How to Replace Part of a List according to its Position?

Question

I want to encode a list of numbers according to the element position. For example, two lists are as following:

list1 = {5069, 5165, 5069, 5068}
list2 = {4519}

If the length of list equals to 1, it should be changed into {4}, i.e.

list2/.len:{single_}/;Length[len]==1:>{4} 
(* output: {4} *)

And if the length of list does not equals to 1, the list should be changed with this rule:

1. the begining of the list should be 1;
2. the end should be 3;
3. all the number in the middle should be 2.

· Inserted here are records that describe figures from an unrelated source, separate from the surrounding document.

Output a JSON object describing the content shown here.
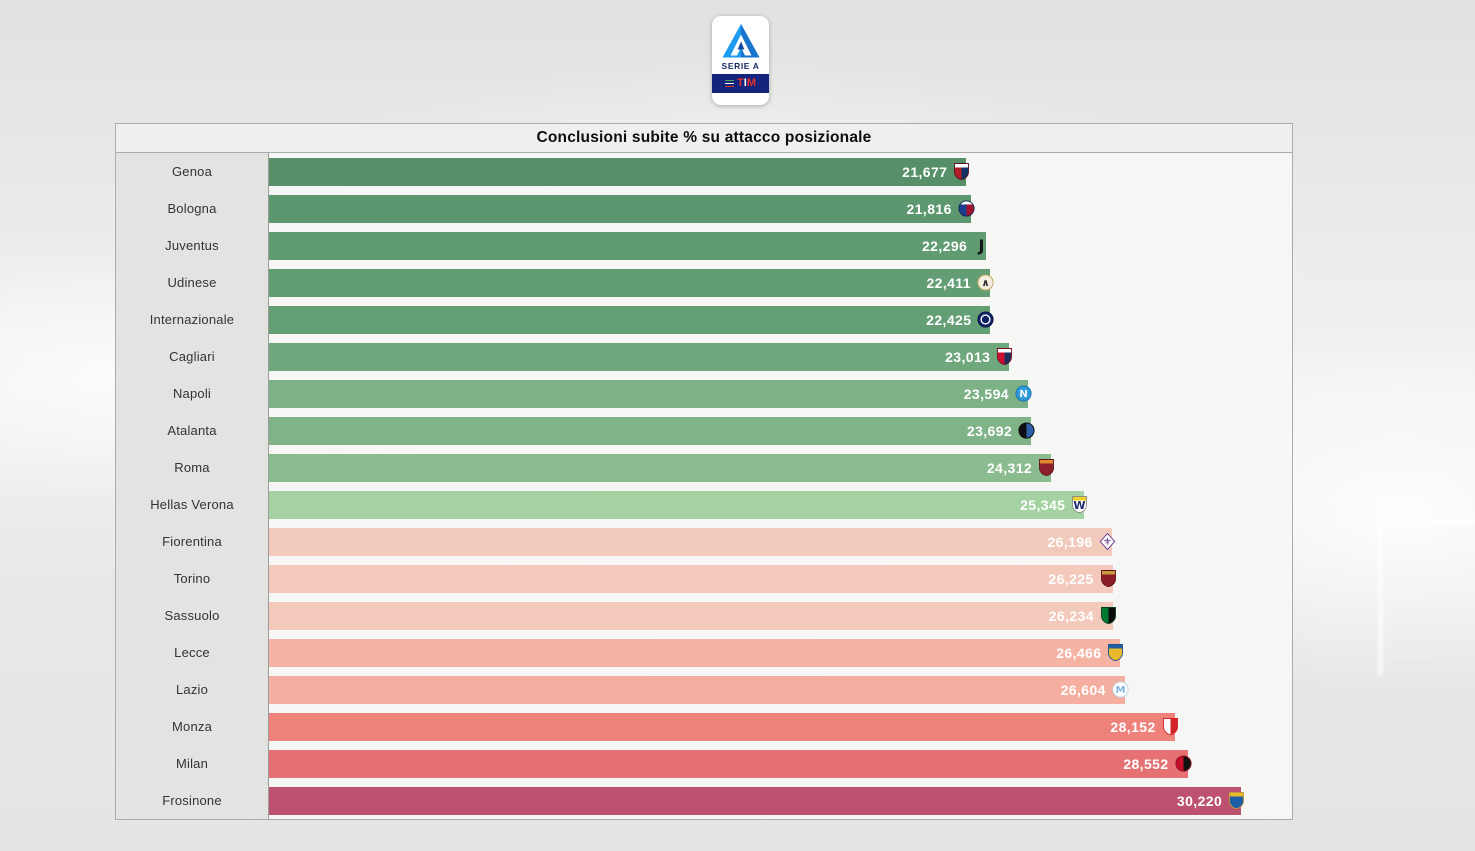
{
  "chart_title": "Conclusioni subite % su attacco posizionale",
  "logo": {
    "league_name": "SERIE A",
    "tim_t": "T",
    "tim_i": "I",
    "tim_m": "M"
  },
  "chart_data": {
    "type": "bar",
    "orientation": "horizontal",
    "title": "Conclusioni subite % su attacco posizionale",
    "xlabel": "",
    "ylabel": "",
    "grid": false,
    "legend": false,
    "xlim": [
      0,
      31.8
    ],
    "sort": "ascending (best/green at top, worst/red at bottom)",
    "value_label_position": "inside-end, white bold, Italian decimal comma",
    "categories": [
      "Genoa",
      "Bologna",
      "Juventus",
      "Udinese",
      "Internazionale",
      "Cagliari",
      "Napoli",
      "Atalanta",
      "Roma",
      "Hellas Verona",
      "Fiorentina",
      "Torino",
      "Sassuolo",
      "Lecce",
      "Lazio",
      "Monza",
      "Milan",
      "Frosinone"
    ],
    "values": [
      21.677,
      21.816,
      22.296,
      22.411,
      22.425,
      23.013,
      23.594,
      23.692,
      24.312,
      25.345,
      26.196,
      26.225,
      26.234,
      26.466,
      26.604,
      28.152,
      28.552,
      30.22
    ],
    "value_labels": [
      "21,677",
      "21,816",
      "22,296",
      "22,411",
      "22,425",
      "23,013",
      "23,594",
      "23,692",
      "24,312",
      "25,345",
      "26,196",
      "26,225",
      "26,234",
      "26,466",
      "26,604",
      "28,152",
      "28,552",
      "30,220"
    ],
    "bar_colors": [
      "#568F68",
      "#5D976F",
      "#619B72",
      "#639D74",
      "#649E75",
      "#70A87E",
      "#7DB186",
      "#80B388",
      "#8ABC8F",
      "#A5D2A2",
      "#F2CABC",
      "#F2C9BB",
      "#F2C9BA",
      "#F5B3A4",
      "#F4AFA0",
      "#EE8179",
      "#E57172",
      "#BC5270"
    ],
    "color_scale": "green (low) to red (high)"
  },
  "crests": [
    {
      "name": "genoa-crest",
      "shape": "shield",
      "top": "#FFFFFF",
      "left": "#B01E28",
      "right": "#123063",
      "border": "#5A1020"
    },
    {
      "name": "bologna-crest",
      "shape": "circle",
      "top": "#FFFFFF",
      "left": "#1B3C8C",
      "right": "#A3122E",
      "border": "#0D2250"
    },
    {
      "name": "juventus-crest",
      "shape": "none",
      "glyph": "J",
      "glyph_color": "#151515",
      "glyph_size": 16,
      "glyph_y": 15
    },
    {
      "name": "udinese-crest",
      "shape": "circle",
      "left": "#F3EDDD",
      "right": "#F3EDDD",
      "border": "#C2A35C",
      "glyph": "∧",
      "glyph_color": "#222222",
      "glyph_size": 10,
      "glyph_y": 13
    },
    {
      "name": "inter-crest",
      "shape": "circle",
      "left": "#0E1F63",
      "right": "#0E1F63",
      "border": "#0A1540",
      "ring": "#FFFFFF"
    },
    {
      "name": "cagliari-crest",
      "shape": "shield",
      "top": "#FFFFFF",
      "left": "#C8102E",
      "right": "#1B2E5C",
      "border": "#7E1020"
    },
    {
      "name": "napoli-crest",
      "shape": "circle",
      "left": "#2F9BD6",
      "right": "#2F9BD6",
      "border": "#1A6FAE",
      "glyph": "N",
      "glyph_color": "#FFFFFF",
      "glyph_size": 10,
      "glyph_y": 13
    },
    {
      "name": "atalanta-crest",
      "shape": "circle",
      "left": "#0E0E12",
      "right": "#2C5FA8",
      "border": "#0A0A0A"
    },
    {
      "name": "roma-crest",
      "shape": "shield",
      "top": "#E0892F",
      "left": "#8E1F2E",
      "right": "#8E1F2E",
      "border": "#5E1218"
    },
    {
      "name": "hellas-verona-crest",
      "shape": "shield",
      "top": "#F2D024",
      "left": "#FFFFFF",
      "right": "#FFFFFF",
      "border": "#8A8A8A",
      "glyph": "W",
      "glyph_color": "#1D2B6E",
      "glyph_size": 11,
      "glyph_y": 14
    },
    {
      "name": "fiorentina-crest",
      "shape": "diamond",
      "left": "#FFFFFF",
      "right": "#FFFFFF",
      "border": "#5B2A86",
      "glyph": "⚜",
      "glyph_color": "#5B2A86",
      "glyph_size": 10,
      "glyph_y": 13
    },
    {
      "name": "torino-crest",
      "shape": "shield",
      "top": "#C79A3D",
      "left": "#8C1C25",
      "right": "#8C1C25",
      "border": "#5E1218"
    },
    {
      "name": "sassuolo-crest",
      "shape": "shield",
      "left": "#007A33",
      "right": "#0B0B0B",
      "border": "#04401C"
    },
    {
      "name": "lecce-crest",
      "shape": "shield",
      "top": "#2060A0",
      "left": "#E9BB2A",
      "right": "#E9BB2A",
      "border": "#1C4F8C"
    },
    {
      "name": "lazio-crest",
      "shape": "circle",
      "left": "#FFFFFF",
      "right": "#FFFFFF",
      "border": "#BBD7EA",
      "glyph": "M",
      "glyph_color": "#7FB8DE",
      "glyph_size": 10,
      "glyph_y": 13
    },
    {
      "name": "monza-crest",
      "shape": "shield",
      "left": "#FFFFFF",
      "right": "#D2232A",
      "border": "#D2232A"
    },
    {
      "name": "milan-crest",
      "shape": "circle",
      "left": "#C8102E",
      "right": "#111111",
      "border": "#8E0C20"
    },
    {
      "name": "frosinone-crest",
      "shape": "shield",
      "top": "#E9BB2A",
      "left": "#1B5EA6",
      "right": "#1B5EA6",
      "border": "#C79A3D"
    }
  ]
}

So, list1 should be changed into {1, 2, 2, 3}. But my solution as followed does not produce the expected result:

stateEncodeRule = {len : {single__} /; Length@len == 1 :> 4, {begin_, middle__, end_} :> {1, 2, 3}}
{5069, 5165, 5069, 5068}/.stateEncodeRule
(* output: {1,2,3} *)

I wonder how to produce the expected result, i.e.

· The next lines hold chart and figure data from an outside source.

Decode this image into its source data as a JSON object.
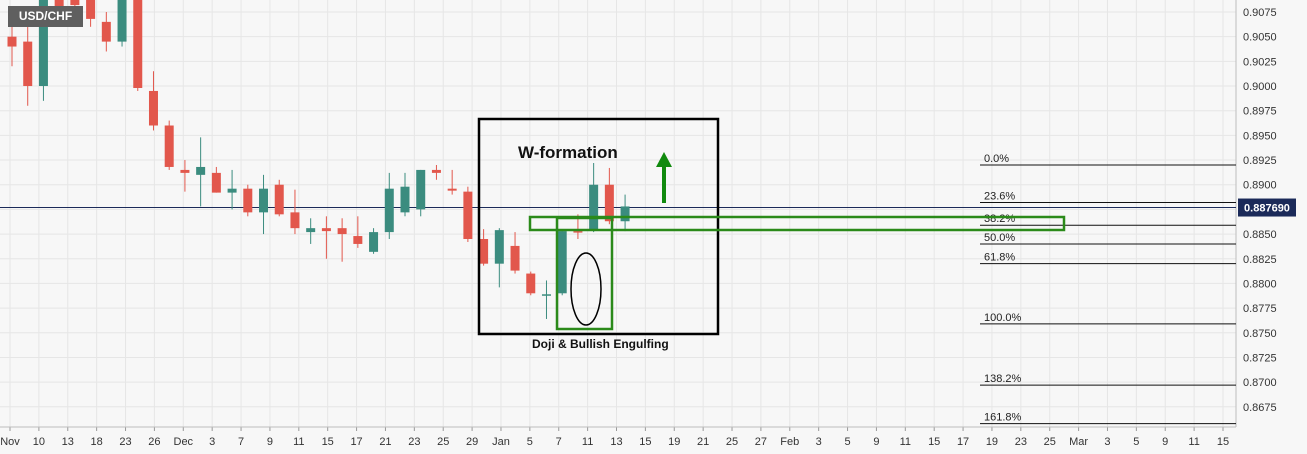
{
  "symbol": "USD/CHF",
  "current_price": "0.887690",
  "colors": {
    "up": "#3b8c7f",
    "down": "#e2574c",
    "current_line": "#1b2a59",
    "badge": "#1b2a59",
    "annotation_box": "#000000",
    "green_box": "#2b8a1a",
    "arrow": "#118a0e"
  },
  "chart_data": {
    "type": "candlestick",
    "title": "",
    "ylim": [
      0.8655,
      0.9092
    ],
    "yticks": [
      "0.9075",
      "0.9050",
      "0.9025",
      "0.9000",
      "0.8975",
      "0.8950",
      "0.8925",
      "0.8900",
      "0.8875",
      "0.8850",
      "0.8825",
      "0.8800",
      "0.8775",
      "0.8750",
      "0.8725",
      "0.8700",
      "0.8675"
    ],
    "xticks": [
      "Nov",
      "10",
      "13",
      "18",
      "23",
      "26",
      "Dec",
      "3",
      "7",
      "9",
      "11",
      "15",
      "17",
      "21",
      "23",
      "25",
      "29",
      "Jan",
      "5",
      "7",
      "11",
      "13",
      "15",
      "19",
      "21",
      "25",
      "27",
      "Feb",
      "3",
      "5",
      "9",
      "11",
      "15",
      "17",
      "19",
      "23",
      "25",
      "Mar",
      "3",
      "5",
      "9",
      "11",
      "15"
    ],
    "candles": [
      {
        "o": 0.905,
        "h": 0.9072,
        "l": 0.902,
        "c": 0.904
      },
      {
        "o": 0.9045,
        "h": 0.906,
        "l": 0.898,
        "c": 0.9
      },
      {
        "o": 0.9,
        "h": 0.91,
        "l": 0.8985,
        "c": 0.9095
      },
      {
        "o": 0.9095,
        "h": 0.91,
        "l": 0.908,
        "c": 0.908
      },
      {
        "o": 0.9095,
        "h": 0.91,
        "l": 0.9075,
        "c": 0.9082
      },
      {
        "o": 0.909,
        "h": 0.9095,
        "l": 0.906,
        "c": 0.9068
      },
      {
        "o": 0.9065,
        "h": 0.9075,
        "l": 0.9035,
        "c": 0.9045
      },
      {
        "o": 0.9045,
        "h": 0.91,
        "l": 0.904,
        "c": 0.9098
      },
      {
        "o": 0.91,
        "h": 0.91,
        "l": 0.8995,
        "c": 0.8998
      },
      {
        "o": 0.8995,
        "h": 0.9015,
        "l": 0.8955,
        "c": 0.896
      },
      {
        "o": 0.896,
        "h": 0.8965,
        "l": 0.8915,
        "c": 0.8918
      },
      {
        "o": 0.8915,
        "h": 0.8925,
        "l": 0.8893,
        "c": 0.8912
      },
      {
        "o": 0.891,
        "h": 0.8948,
        "l": 0.8878,
        "c": 0.8918
      },
      {
        "o": 0.8912,
        "h": 0.8918,
        "l": 0.8892,
        "c": 0.8892
      },
      {
        "o": 0.8892,
        "h": 0.8915,
        "l": 0.8875,
        "c": 0.8896
      },
      {
        "o": 0.8896,
        "h": 0.89,
        "l": 0.8868,
        "c": 0.8872
      },
      {
        "o": 0.8872,
        "h": 0.891,
        "l": 0.885,
        "c": 0.8896
      },
      {
        "o": 0.89,
        "h": 0.8905,
        "l": 0.8868,
        "c": 0.887
      },
      {
        "o": 0.8872,
        "h": 0.8895,
        "l": 0.885,
        "c": 0.8856
      },
      {
        "o": 0.8852,
        "h": 0.8866,
        "l": 0.884,
        "c": 0.8856
      },
      {
        "o": 0.8856,
        "h": 0.8868,
        "l": 0.8825,
        "c": 0.8853
      },
      {
        "o": 0.8856,
        "h": 0.8866,
        "l": 0.8822,
        "c": 0.885
      },
      {
        "o": 0.8848,
        "h": 0.8868,
        "l": 0.8836,
        "c": 0.884
      },
      {
        "o": 0.8832,
        "h": 0.8856,
        "l": 0.883,
        "c": 0.8852
      },
      {
        "o": 0.8852,
        "h": 0.8912,
        "l": 0.8845,
        "c": 0.8896
      },
      {
        "o": 0.8872,
        "h": 0.8912,
        "l": 0.8868,
        "c": 0.8898
      },
      {
        "o": 0.8875,
        "h": 0.8915,
        "l": 0.8868,
        "c": 0.8915
      },
      {
        "o": 0.8915,
        "h": 0.892,
        "l": 0.8905,
        "c": 0.8912
      },
      {
        "o": 0.8896,
        "h": 0.8915,
        "l": 0.889,
        "c": 0.8894
      },
      {
        "o": 0.8893,
        "h": 0.8898,
        "l": 0.8842,
        "c": 0.8845
      },
      {
        "o": 0.8845,
        "h": 0.8855,
        "l": 0.8818,
        "c": 0.882
      },
      {
        "o": 0.882,
        "h": 0.8856,
        "l": 0.8796,
        "c": 0.8854
      },
      {
        "o": 0.8838,
        "h": 0.8852,
        "l": 0.881,
        "c": 0.8813
      },
      {
        "o": 0.881,
        "h": 0.8812,
        "l": 0.8788,
        "c": 0.879
      },
      {
        "o": 0.8789,
        "h": 0.8803,
        "l": 0.8764,
        "c": 0.8789
      },
      {
        "o": 0.879,
        "h": 0.8855,
        "l": 0.8788,
        "c": 0.8853
      },
      {
        "o": 0.8853,
        "h": 0.887,
        "l": 0.8845,
        "c": 0.8852
      },
      {
        "o": 0.8855,
        "h": 0.8922,
        "l": 0.8852,
        "c": 0.89
      },
      {
        "o": 0.89,
        "h": 0.8917,
        "l": 0.886,
        "c": 0.8863
      },
      {
        "o": 0.8863,
        "h": 0.889,
        "l": 0.8853,
        "c": 0.8878
      }
    ],
    "fib_levels": [
      {
        "label": "0.0%",
        "value": 0.892
      },
      {
        "label": "23.6%",
        "value": 0.8882
      },
      {
        "label": "38.2%",
        "value": 0.8859
      },
      {
        "label": "50.0%",
        "value": 0.884
      },
      {
        "label": "61.8%",
        "value": 0.882
      },
      {
        "label": "100.0%",
        "value": 0.8759
      },
      {
        "label": "138.2%",
        "value": 0.8697
      },
      {
        "label": "161.8%",
        "value": 0.8658
      }
    ],
    "annotations": {
      "w_formation": "W-formation",
      "doji_engulfing": "Doji & Bullish Engulfing"
    }
  }
}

{5069, 5165, 5069, 5068} ==> {1, 2, 2, 3}

Thank you.

Answer 1

ClearAll[f]
f[{_}] := {4}
f[l : {_, __}] := Join[{1}, ConstantArray[2, Length[l] - 2], {3}]

f@list1

{1, 2, 2, 3}

f@list2

{4}

You can also use a single definition:

ClearAll[f2]
f2[l : {__}] := If[Length[l] >= 2, Join[{1}, ConstantArray[2, Length[l] - 2], {3}], {4}]

f2 /@ {list1, list2}

{{1, 2, 2, 3}, {4}}

Alternatively,

ClearAll[f3]
f3[l : {__}] := If[Length[l] >= 2, ReplacePart[l, {1 -> 1, -1 -> 3, _ -> 2}], {4}]

f3 /@ {list1, list2}

{{1, 2, 2, 3}, {4}}

To use a replacement rule, you can define a rule and use it with Replace:

rule = {{_} -> {4}, {_, a___, _} :> Join[{1}, ConstantArray[2, Length[{a}]], {3}]};

Replace[{list1, list2}, rule, 1]

{{1, 2, 2, 3}, {4}}

rule2 = {{_} -> {4}, {_, a___, _} :> {1, ## & @@ ConstantArray[2, Length[{a}]], 3}};

Replace[{list1, list2}, rule2, 1]

{{1, 2, 2, 3}, {4}}

rule3 = {{_} -> {4}, a : {_, __} :> ReplacePart[a, {1 -> 1, -1 -> 3, _ -> 2}] };

Replace[{list1, list2}, rule3, 1]

{{1, 2, 2, 3}, {4}}

{{1, 2, 2, 3}, {4}}

Answer 2

For completeness, slightly different style...for the case where the length is greater than 1.

f[lst_] := Flatten@{1, Rest@Most@(2 + 0 lst), 3}

or

f[lst_] := Flatten@{1, Rest@Most@(2 & /@ lst), 3}

or

f[lst_] := Flatten@{1, 2 & /@ lst[[2 ;; -2]], 3}

or etc.

All three take essentially the same amount of time on a dataset with 1,000,000 elements, about $6 \times 10^{-6}$ seconds. @kglr's algorithm takes about $5 \times 10^{-6}$ for the same data.